2014-: European commissioner for humanitarian aid and crisis management
A hardcore Europeanist, he advocated Cyprus’s accession to the European Union as far back as the mid-1990s, when he co-founded the Movement for Political Modernisation and Reform, despite the initial scepticism of many on the political scene. Similarly, he supported the controversial United Nations-brokered blueprint for Cyprus known as the Annan plan, which called for an end to the island’s division and for reunification of its two feuding communities in a bi-zonal, bi-communal federation – in a referendum in 2004, the plan was accepted by a majority of Turkish Cypriots but overwhelmingly rejected by Stylianides’s fellow Greeks Cypriots.
His willingness to stick with unpopular positions will, advisers say, stand him in good stead. “He brings a determination and sincerity to the job,” said Philippos Savvides, a close aide. “For the last month he has worked from 6am to midnight, reading, meeting people, doing whatever he can to hone his brief. He’s very committed, but more than that he has the empathy of a doctor. He wants to ensure that Europe remains a leader in humanitarian aid.”
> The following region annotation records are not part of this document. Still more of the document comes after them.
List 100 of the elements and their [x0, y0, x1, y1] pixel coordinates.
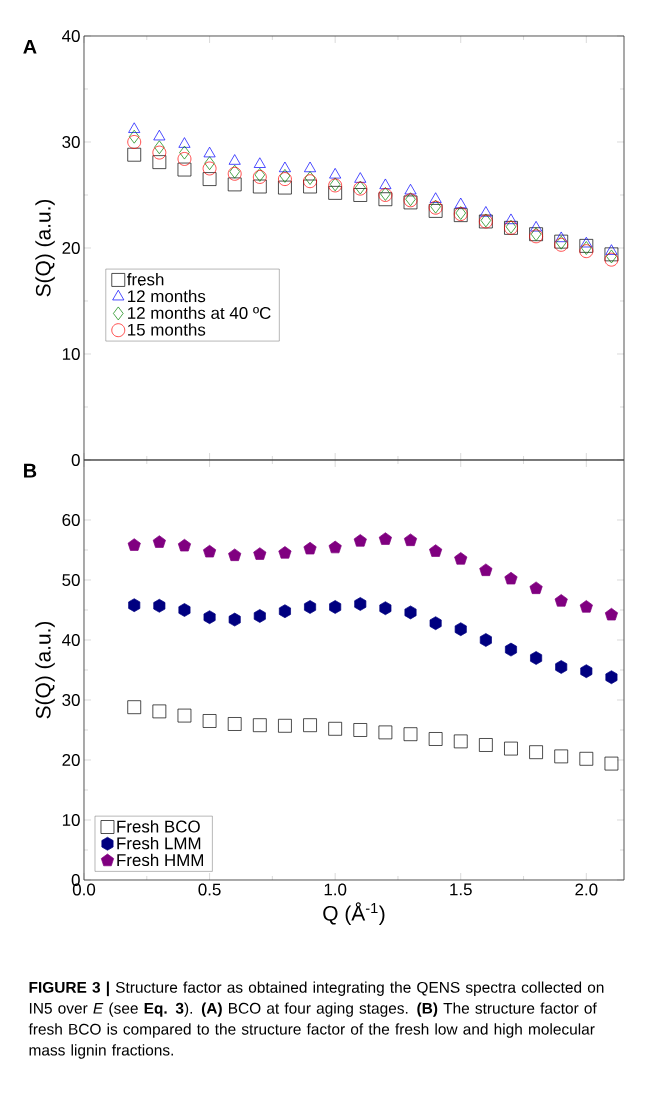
x-tick-label: 0.5 [198, 883, 221, 896]
y-tick-label: 20 [62, 753, 80, 766]
point [204, 156, 215, 171]
point [429, 192, 442, 203]
point [479, 633, 492, 647]
point [329, 600, 342, 614]
point [579, 244, 594, 259]
y-tick-label: 40 [62, 633, 80, 646]
y-axis-title: S(Q) (a.u.) [35, 199, 55, 297]
point [404, 605, 417, 620]
point [227, 177, 242, 192]
point [127, 538, 141, 551]
point [278, 604, 291, 619]
point [530, 651, 543, 665]
x-tick-label: 2.0 [575, 883, 598, 896]
point [479, 563, 493, 576]
x-tick-label: 1.0 [324, 883, 347, 896]
point [178, 137, 191, 148]
point [428, 204, 443, 218]
point [328, 721, 343, 736]
y-tick-label: 0 [71, 453, 80, 466]
point [152, 145, 167, 160]
point [353, 723, 368, 737]
point [177, 152, 192, 166]
point [604, 756, 619, 771]
point [227, 717, 242, 731]
point [505, 642, 517, 657]
point [153, 129, 166, 141]
point [177, 162, 192, 177]
legend-label: fresh [127, 273, 164, 286]
point [354, 172, 367, 183]
chart-title: A [23, 39, 37, 54]
point [505, 213, 517, 225]
point [328, 540, 342, 554]
point [128, 598, 141, 613]
y-axis-title: S(Q) (a.u.) [35, 621, 55, 719]
point [152, 535, 166, 548]
point [203, 544, 217, 558]
point [154, 140, 165, 155]
point [278, 161, 291, 173]
x-axis-title: Q (Å$^{-1}$) [323, 902, 385, 925]
point [253, 157, 266, 168]
point [304, 171, 316, 185]
point [203, 146, 216, 158]
point [228, 612, 241, 627]
x-tick-label: 1.5 [450, 883, 472, 896]
legend-label: Fresh LMM [117, 836, 201, 850]
point [203, 610, 216, 625]
point [479, 738, 493, 752]
legend-label: 12 months [128, 289, 206, 303]
point [202, 161, 217, 176]
point [353, 534, 367, 547]
legend-label: 15 months [128, 323, 206, 336]
point [153, 598, 166, 613]
y-tick-label: 40 [62, 29, 80, 42]
point [530, 221, 543, 232]
point [253, 547, 267, 560]
point [454, 552, 468, 565]
point [554, 594, 568, 607]
point [378, 532, 392, 545]
point [177, 538, 191, 552]
point [304, 600, 317, 614]
point [304, 161, 317, 173]
y-tick-label: 30 [62, 135, 80, 148]
point [404, 183, 417, 195]
point [353, 188, 368, 202]
point [128, 122, 141, 133]
y-tick-label: 20 [62, 241, 80, 254]
point [605, 244, 618, 255]
point [403, 727, 418, 742]
point [454, 197, 467, 209]
point [329, 168, 342, 179]
point [579, 600, 593, 613]
point [278, 718, 292, 733]
point [152, 155, 167, 169]
point [228, 548, 242, 561]
y-tick-label: 30 [62, 693, 80, 706]
y-tick-label: 10 [62, 347, 80, 360]
point [303, 174, 317, 189]
point [228, 154, 241, 165]
point [604, 607, 618, 621]
point [129, 129, 140, 144]
y-tick-label: 10 [62, 813, 80, 826]
point [354, 597, 367, 611]
y-tick-label: 50 [62, 573, 80, 586]
y-tick-label: 60 [62, 513, 80, 526]
point [580, 236, 593, 248]
point [303, 541, 317, 555]
point [127, 700, 142, 715]
point [429, 544, 443, 557]
point [454, 622, 467, 637]
legend-label: Fresh BCO [117, 820, 200, 833]
legend-label: Fresh HMM [117, 853, 204, 867]
point [453, 734, 468, 749]
point [178, 603, 191, 617]
point [555, 231, 568, 243]
point [202, 172, 217, 186]
point [555, 660, 568, 674]
point [378, 192, 393, 207]
point [529, 581, 543, 594]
It is often said that small countries, perhaps compensating for their size, do well when it comes to handling EU posts and the rotating presidency of the EU’s Council of Ministers; officials in Cyprus say they never expected to be given such an “important” portfolio. Stylianides’s appointment gains additional geopolitical significance from Cyprus’s position as the EU’s most easterly member state, an outpost in the Mediterranean.
As commissioner-elect of a country on Europe’s most dangerous frontier, Stylianides is determined to prove its resoluteness in remaining a global actor at a time when crises, big and small, are on the rise and in some way things have never looked worse.
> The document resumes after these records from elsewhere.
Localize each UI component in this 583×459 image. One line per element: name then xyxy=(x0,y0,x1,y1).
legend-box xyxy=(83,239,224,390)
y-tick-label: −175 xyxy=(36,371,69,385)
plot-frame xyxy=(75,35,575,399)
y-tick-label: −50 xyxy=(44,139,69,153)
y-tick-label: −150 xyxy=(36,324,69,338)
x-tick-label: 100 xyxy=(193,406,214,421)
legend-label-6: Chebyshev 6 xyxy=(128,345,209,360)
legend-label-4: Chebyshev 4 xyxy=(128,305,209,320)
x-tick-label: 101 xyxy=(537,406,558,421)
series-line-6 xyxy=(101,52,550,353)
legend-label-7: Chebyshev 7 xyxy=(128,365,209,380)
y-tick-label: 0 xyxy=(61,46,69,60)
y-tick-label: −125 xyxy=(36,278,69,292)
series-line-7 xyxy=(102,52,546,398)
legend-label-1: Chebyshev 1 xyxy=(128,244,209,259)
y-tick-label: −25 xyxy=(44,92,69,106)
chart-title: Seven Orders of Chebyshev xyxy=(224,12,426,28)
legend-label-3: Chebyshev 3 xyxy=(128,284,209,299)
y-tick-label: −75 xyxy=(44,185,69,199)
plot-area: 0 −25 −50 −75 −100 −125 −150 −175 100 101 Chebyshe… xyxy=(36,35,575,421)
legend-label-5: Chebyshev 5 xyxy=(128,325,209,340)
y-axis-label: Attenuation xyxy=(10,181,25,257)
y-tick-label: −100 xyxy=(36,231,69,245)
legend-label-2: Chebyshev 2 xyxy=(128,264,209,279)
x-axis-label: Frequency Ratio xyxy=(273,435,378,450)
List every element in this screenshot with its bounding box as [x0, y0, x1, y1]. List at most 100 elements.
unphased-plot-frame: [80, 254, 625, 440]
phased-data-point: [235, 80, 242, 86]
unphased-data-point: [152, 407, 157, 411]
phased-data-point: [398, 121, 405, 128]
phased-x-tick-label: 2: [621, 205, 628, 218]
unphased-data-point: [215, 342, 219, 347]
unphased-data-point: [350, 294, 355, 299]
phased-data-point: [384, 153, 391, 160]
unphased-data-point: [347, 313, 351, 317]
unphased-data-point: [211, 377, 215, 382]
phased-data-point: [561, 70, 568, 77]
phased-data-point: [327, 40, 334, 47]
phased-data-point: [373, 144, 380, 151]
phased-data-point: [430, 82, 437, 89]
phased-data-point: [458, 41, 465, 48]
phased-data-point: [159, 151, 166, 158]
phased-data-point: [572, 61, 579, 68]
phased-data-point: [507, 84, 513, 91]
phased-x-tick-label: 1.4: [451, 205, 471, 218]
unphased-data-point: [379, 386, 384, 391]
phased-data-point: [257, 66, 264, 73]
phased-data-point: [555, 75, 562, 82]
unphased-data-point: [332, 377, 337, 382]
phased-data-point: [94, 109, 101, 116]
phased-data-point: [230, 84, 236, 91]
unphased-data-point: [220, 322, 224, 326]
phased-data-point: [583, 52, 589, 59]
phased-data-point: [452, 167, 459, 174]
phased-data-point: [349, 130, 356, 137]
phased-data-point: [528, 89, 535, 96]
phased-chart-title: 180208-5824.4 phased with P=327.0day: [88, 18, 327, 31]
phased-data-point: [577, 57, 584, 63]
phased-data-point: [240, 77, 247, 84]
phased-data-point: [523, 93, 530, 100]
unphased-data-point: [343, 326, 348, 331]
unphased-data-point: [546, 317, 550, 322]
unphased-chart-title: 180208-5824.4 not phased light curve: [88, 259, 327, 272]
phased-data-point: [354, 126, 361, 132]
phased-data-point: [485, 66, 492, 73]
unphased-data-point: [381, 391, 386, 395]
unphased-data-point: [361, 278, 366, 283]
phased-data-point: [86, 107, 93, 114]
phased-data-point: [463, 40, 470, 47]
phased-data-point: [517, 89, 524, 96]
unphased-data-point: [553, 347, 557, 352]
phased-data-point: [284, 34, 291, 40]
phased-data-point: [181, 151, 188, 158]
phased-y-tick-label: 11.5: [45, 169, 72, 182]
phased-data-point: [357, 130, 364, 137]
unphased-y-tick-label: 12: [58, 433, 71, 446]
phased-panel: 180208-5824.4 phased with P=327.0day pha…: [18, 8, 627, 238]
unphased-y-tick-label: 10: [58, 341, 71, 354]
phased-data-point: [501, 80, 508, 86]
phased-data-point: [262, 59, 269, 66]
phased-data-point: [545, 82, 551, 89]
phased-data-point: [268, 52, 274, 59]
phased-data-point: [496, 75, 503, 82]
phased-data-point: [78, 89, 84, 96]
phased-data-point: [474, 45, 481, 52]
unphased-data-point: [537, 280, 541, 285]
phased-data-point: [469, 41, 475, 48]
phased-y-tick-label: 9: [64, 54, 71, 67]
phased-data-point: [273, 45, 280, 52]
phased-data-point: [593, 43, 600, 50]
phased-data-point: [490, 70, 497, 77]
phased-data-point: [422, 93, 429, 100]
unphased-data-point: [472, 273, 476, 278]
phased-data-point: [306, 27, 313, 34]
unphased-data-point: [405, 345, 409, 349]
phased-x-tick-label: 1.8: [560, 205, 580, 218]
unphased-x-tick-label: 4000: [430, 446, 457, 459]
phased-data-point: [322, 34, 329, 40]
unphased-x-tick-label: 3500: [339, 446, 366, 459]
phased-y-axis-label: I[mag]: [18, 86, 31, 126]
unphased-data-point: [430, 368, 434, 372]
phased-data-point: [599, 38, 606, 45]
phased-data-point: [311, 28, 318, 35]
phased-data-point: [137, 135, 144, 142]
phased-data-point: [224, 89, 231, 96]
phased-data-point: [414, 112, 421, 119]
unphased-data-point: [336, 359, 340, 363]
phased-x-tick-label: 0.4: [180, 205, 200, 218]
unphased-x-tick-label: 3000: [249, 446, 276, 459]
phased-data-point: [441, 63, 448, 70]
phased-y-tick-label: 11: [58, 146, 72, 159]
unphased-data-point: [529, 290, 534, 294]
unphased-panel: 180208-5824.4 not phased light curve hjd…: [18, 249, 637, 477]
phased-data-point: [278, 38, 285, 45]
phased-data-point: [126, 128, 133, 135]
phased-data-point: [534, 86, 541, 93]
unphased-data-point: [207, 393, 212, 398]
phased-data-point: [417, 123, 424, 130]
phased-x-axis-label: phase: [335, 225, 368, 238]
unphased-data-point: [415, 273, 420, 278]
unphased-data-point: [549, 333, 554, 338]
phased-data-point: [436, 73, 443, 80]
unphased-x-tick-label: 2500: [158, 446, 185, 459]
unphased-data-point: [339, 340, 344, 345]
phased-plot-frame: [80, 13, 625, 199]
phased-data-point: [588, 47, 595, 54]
With Ebola spreading at an alarming rate and large parts of Africa and the Middle East ravaged by crisis, Stylianides was last week named the European Union’s Ebola co-ordinator by EU leaders meeting in Brussels.
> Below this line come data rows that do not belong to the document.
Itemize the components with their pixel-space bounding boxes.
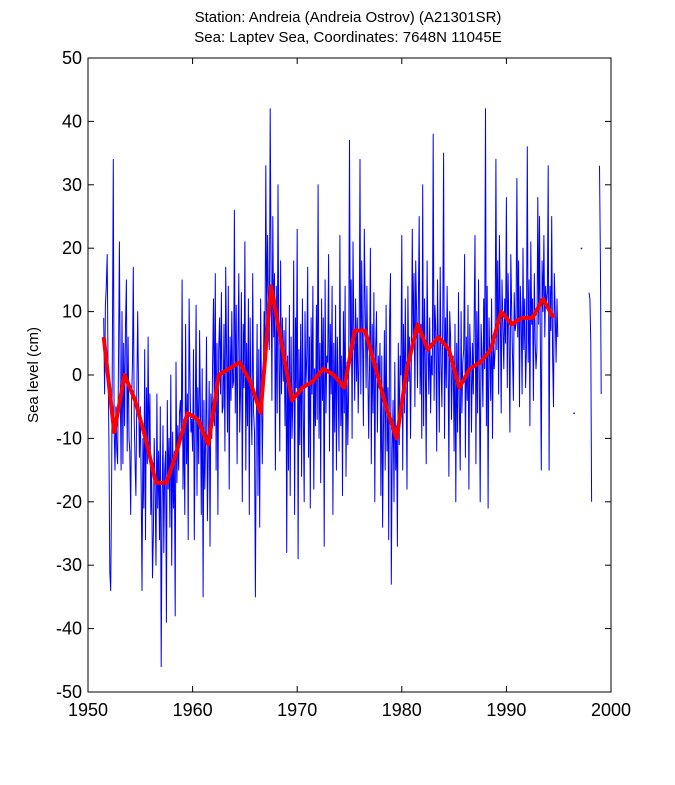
y-tick-label: -50 bbox=[56, 682, 82, 702]
y-tick-label: -20 bbox=[56, 492, 82, 512]
monthly-point bbox=[573, 412, 575, 415]
x-tick-label: 1990 bbox=[486, 700, 526, 720]
monthly-late-segment-1 bbox=[599, 165, 602, 395]
y-tick-label: 10 bbox=[62, 302, 82, 322]
y-tick-label: -10 bbox=[56, 428, 82, 448]
y-tick-label: 40 bbox=[62, 111, 82, 131]
chart-title-line-1: Station: Andreia (Andreia Ostrov) (A2130… bbox=[195, 9, 502, 26]
y-tick-label: 20 bbox=[62, 238, 82, 258]
y-tick-label: -30 bbox=[56, 555, 82, 575]
monthly-sea-level-line bbox=[103, 108, 559, 668]
chart-title-line-2: Sea: Laptev Sea, Coordinates: 7648N 1104… bbox=[194, 29, 501, 46]
axis-ticks: 1950 1960 1970 1980 1990 2000 50 40 30 20 10 0 -10 -2… bbox=[56, 48, 631, 720]
x-tick-label: 1980 bbox=[382, 700, 422, 720]
x-tick-label: 2000 bbox=[591, 700, 631, 720]
x-tick-label: 1950 bbox=[68, 700, 108, 720]
plot-area bbox=[101, 108, 602, 668]
y-tick-label: 0 bbox=[72, 365, 82, 385]
y-axis-label: Sea level (cm) bbox=[25, 327, 42, 423]
monthly-late-segment-0 bbox=[588, 292, 593, 502]
annual-mean-line bbox=[101, 284, 556, 485]
x-tick-label: 1970 bbox=[277, 700, 317, 720]
y-tick-label: -40 bbox=[56, 619, 82, 639]
monthly-point bbox=[580, 247, 583, 250]
x-tick-label: 1960 bbox=[173, 700, 213, 720]
y-tick-label: 30 bbox=[62, 175, 82, 195]
y-tick-label: 50 bbox=[62, 48, 82, 68]
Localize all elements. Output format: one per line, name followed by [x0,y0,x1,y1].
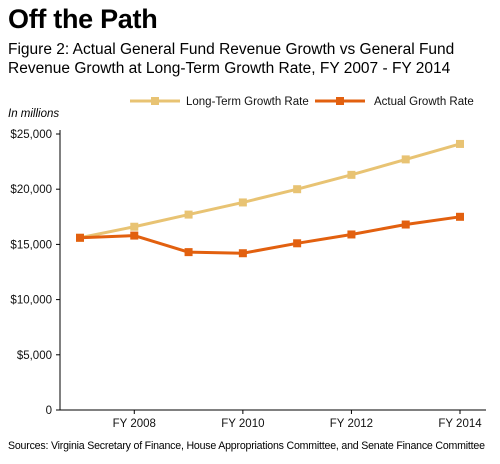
x-tick-label: FY 2010 [221,418,264,430]
x-tick-label: FY 2012 [330,418,373,430]
legend: Long-Term Growth Rate Actual Growth Rate [130,96,474,108]
data-point-actual-growth-rate [238,249,247,258]
data-point-actual-growth-rate [184,248,193,257]
series-line-long-term-growth-rate [79,142,461,240]
series-line-actual-growth-rate [79,215,461,255]
data-point-actual-growth-rate [401,220,410,229]
source-note: Sources: Virginia Secretary of Finance, … [8,440,485,452]
y-tick-label: $5,000 [17,350,52,362]
units-label: In millions [8,108,60,120]
page-title: Off the Path [8,4,158,34]
data-point-actual-growth-rate [347,230,356,239]
legend-marker-actual-growth-rate [336,97,344,105]
data-point-actual-growth-rate [293,239,302,248]
data-point-long-term-growth-rate [293,185,302,194]
series-group [76,139,464,258]
data-point-long-term-growth-rate [130,222,139,231]
data-point-long-term-growth-rate [184,210,193,219]
y-tick-label: 0 [46,405,52,417]
x-tick-label: FY 2008 [113,418,156,430]
axes [59,130,486,411]
data-point-long-term-growth-rate [347,170,356,179]
x-axis-ticks: FY 2008 FY 2010 FY 2012 FY 2014 [113,410,482,430]
y-tick-label: $15,000 [10,239,52,251]
data-point-actual-growth-rate [456,212,464,221]
y-tick-label: $25,000 [10,129,52,141]
data-point-long-term-growth-rate [238,198,247,207]
data-point-actual-growth-rate [130,231,139,240]
y-axis-ticks: 0 $5,000 $10,000 $15,000 $20,000 $25,000 [10,129,60,417]
chart-title: Figure 2: Actual General Fund Revenue Gr… [8,41,455,77]
data-point-long-term-growth-rate [456,139,464,148]
data-point-actual-growth-rate [76,233,84,242]
x-tick-label: FY 2014 [438,418,482,430]
data-point-long-term-growth-rate [401,155,410,164]
legend-marker-long-term-growth-rate [151,97,159,105]
y-tick-label: $20,000 [10,184,52,196]
legend-label-actual-growth-rate: Actual Growth Rate [374,96,474,108]
y-tick-label: $10,000 [10,295,52,307]
legend-label-long-term-growth-rate: Long-Term Growth Rate [186,96,309,108]
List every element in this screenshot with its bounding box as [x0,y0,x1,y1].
His first port of call, confidants say, will be the Ebola-hit countries of West Africa, a region yet to be visited by any high-ranking western official. “Ebola should be addressed like a mega natural disaster – it is like a typhoon in slow motion,” he told the members of the development committee, who unanimously endorsed his candidacy for the Commission. “It is also a threat to global security… behind the worrying statistics of [its] devastating spread … are real human lives, people and communities that will also need psychosocial assistance after recovery.”
In the battle against the virus, aides say his priority will be getting more medical professionals to the front lines to deal with the pandemic. “What’s sure, he won’t be sitting in his office,” says Savvides. “As someone from the medical profession himself, he wants to attract more doctors to go to these areas to help deal with this disease.”
A basketball player in his youth, the twice-married Stylianides is amused by suggestions that he bears an uncanny resemblance to the movie star Omar Sharif. But if that’s what it takes to raise the profile of a post that will surely be in the spotlight in the years ahead, then so be it.
“The EU must not arrive with too little, too late. Not even once!” he told MEPs, insisting that he also wanted to concentrate on the crises that, ignored and forgotten, were out of the news: “I want to be the spokesman of the most vulnerable, the voice of the voiceless.”